Last Updated 10 August 2015, 21:01 IST

Indian Army will not drop its modular design concept for the next generation main battle tanks, notwithstanding the criticism from the industry.

The modular design, claims the Army, would allow subsequent development of 10 different variants of the tanks including light weight tanks, armoured recovery vehicles and trawls among others.
The Directorate-General of Mechanised Forces recently issued a request for information to the tank designers from all over the world to participate in designing the future ready combat vehicle that seeks to replace the ageing T-72 fleet.

Though the concept received criticism within the industry, the army defended the proposal. “The FRCV will be a combat vehicle platform which will form the base for developing a family of vehicles,” said a statement issued by the Army.

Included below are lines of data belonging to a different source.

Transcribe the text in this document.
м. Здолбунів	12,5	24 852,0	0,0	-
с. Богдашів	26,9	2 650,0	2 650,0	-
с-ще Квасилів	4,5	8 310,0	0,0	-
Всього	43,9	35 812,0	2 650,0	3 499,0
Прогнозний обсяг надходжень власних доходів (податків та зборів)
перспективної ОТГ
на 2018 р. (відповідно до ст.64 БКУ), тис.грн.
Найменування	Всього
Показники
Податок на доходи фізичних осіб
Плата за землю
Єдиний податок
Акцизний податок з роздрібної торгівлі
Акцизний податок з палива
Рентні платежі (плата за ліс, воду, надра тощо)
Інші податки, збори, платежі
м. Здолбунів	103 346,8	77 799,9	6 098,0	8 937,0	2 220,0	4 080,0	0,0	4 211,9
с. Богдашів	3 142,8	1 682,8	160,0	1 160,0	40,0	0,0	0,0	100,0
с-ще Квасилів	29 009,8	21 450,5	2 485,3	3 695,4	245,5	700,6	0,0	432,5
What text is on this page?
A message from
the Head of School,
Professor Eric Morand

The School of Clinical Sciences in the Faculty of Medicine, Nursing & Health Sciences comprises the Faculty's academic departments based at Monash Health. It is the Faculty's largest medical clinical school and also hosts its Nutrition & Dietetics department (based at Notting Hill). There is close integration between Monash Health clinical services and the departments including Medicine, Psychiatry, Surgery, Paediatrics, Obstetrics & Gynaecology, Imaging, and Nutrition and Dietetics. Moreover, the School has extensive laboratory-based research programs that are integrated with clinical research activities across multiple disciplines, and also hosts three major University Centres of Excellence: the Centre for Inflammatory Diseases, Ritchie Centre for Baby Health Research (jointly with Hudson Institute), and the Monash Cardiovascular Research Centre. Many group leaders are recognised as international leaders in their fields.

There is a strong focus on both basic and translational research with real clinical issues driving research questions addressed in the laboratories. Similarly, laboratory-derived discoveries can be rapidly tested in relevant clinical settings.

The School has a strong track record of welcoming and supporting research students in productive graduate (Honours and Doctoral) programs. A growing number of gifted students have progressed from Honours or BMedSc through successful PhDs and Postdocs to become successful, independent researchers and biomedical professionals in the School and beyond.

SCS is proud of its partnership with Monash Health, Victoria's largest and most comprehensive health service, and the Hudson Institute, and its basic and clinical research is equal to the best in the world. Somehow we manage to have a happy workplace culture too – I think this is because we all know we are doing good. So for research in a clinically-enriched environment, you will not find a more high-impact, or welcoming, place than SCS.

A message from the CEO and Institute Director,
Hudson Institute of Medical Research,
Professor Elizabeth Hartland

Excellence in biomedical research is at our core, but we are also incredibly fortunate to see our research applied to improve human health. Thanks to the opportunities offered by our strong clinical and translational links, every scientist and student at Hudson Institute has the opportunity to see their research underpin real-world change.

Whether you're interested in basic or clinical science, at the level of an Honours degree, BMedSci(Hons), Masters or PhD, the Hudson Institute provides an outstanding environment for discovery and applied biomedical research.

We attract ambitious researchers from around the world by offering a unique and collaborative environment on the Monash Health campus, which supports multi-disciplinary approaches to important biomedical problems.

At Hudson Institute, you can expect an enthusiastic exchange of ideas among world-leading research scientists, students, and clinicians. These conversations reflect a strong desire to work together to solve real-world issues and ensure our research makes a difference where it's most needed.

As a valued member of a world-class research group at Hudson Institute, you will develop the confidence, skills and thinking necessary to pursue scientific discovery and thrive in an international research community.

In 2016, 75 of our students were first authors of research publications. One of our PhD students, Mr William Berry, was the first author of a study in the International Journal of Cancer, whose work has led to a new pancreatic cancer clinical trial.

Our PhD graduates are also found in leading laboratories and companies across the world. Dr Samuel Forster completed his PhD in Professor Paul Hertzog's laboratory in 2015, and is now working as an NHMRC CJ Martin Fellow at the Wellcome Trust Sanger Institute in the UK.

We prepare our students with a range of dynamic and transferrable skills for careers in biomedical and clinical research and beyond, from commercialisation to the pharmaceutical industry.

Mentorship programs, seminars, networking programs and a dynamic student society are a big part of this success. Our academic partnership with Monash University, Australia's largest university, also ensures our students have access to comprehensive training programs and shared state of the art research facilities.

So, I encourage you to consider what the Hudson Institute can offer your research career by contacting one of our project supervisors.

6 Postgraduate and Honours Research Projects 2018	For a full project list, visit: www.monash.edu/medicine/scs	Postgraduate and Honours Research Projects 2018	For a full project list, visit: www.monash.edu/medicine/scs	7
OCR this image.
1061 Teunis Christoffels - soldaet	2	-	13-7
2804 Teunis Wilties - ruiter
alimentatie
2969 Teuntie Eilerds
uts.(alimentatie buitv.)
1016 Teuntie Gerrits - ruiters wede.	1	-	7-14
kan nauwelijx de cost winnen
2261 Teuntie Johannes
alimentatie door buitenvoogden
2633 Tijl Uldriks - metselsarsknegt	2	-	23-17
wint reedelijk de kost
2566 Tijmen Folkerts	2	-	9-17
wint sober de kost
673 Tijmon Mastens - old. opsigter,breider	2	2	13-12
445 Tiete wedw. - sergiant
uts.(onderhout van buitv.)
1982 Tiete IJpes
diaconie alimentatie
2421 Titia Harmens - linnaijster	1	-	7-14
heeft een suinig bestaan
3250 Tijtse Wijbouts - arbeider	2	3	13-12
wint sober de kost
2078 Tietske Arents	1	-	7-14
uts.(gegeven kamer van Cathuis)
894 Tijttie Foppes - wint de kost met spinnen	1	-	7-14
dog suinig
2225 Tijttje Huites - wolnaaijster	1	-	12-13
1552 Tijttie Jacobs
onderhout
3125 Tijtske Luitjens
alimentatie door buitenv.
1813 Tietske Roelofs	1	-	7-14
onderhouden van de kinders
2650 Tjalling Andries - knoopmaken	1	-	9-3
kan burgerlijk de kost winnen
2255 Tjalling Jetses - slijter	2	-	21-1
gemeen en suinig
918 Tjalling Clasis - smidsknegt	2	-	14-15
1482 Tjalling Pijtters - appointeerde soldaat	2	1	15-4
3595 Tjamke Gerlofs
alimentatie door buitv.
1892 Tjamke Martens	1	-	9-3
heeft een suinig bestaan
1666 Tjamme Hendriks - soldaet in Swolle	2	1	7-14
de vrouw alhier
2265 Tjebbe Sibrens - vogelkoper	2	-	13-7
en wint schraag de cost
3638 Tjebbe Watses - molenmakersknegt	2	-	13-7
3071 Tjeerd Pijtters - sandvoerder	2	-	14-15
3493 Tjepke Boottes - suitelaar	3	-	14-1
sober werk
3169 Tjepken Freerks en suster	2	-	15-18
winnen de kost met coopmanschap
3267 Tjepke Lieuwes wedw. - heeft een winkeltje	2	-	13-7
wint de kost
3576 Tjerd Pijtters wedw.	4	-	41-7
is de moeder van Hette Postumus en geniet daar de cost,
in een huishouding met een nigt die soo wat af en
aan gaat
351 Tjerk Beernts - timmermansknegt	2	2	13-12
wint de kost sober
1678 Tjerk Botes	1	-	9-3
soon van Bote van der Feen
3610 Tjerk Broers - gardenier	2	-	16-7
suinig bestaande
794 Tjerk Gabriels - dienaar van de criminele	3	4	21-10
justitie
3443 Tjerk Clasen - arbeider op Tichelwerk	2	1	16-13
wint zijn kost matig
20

The RFI does not give out the detailed parameters of the FRCV. These will be given to the agencies shortlisted for the design competition. The brief description of the FRCV, given out as part of the RFI, is only to give a very rough idea of what the product is likely to be, it adds.
Indian Army began inducting the Russian origin T-72 tanks in the late 1970s. Since most of these tanks don’t have night vision and is based on outdated technology, a search is on for advanced main battle tanks as DRDO’s Arjun is not up to the mark.

The Indian Army currently relies on the modern T-90 tanks that came from Russia in the 1990s. The FRCV for a design competition to identify innovative design options, which will form the base for a combat vehicle platform. It is planned to subsequently develop other need-based variants on this platform, if found suitable.

“These platforms are to meet the futuristic requirements of the services beyond 2027 and are not in conflict with the current MBT Arjun Programme and its future orders,” Defence Minister Manohar Parrikar said in the Parliament.

Two armoured regiments of MBT Arjun Mk-I have been raised and operationalised. Out of total indented quantity of 124 Arjun Mk-I tanks, as many as 122 indigenous tanks have been produced and inducted into Army. However, these tanks are used mostly in the desert regions as the terrain in Punjab and Jammu are not suitable for using the Arjuns in an operational role.
The defence ministry has also agreed to procure 118 Arjun Mk-II, when it is finally ready.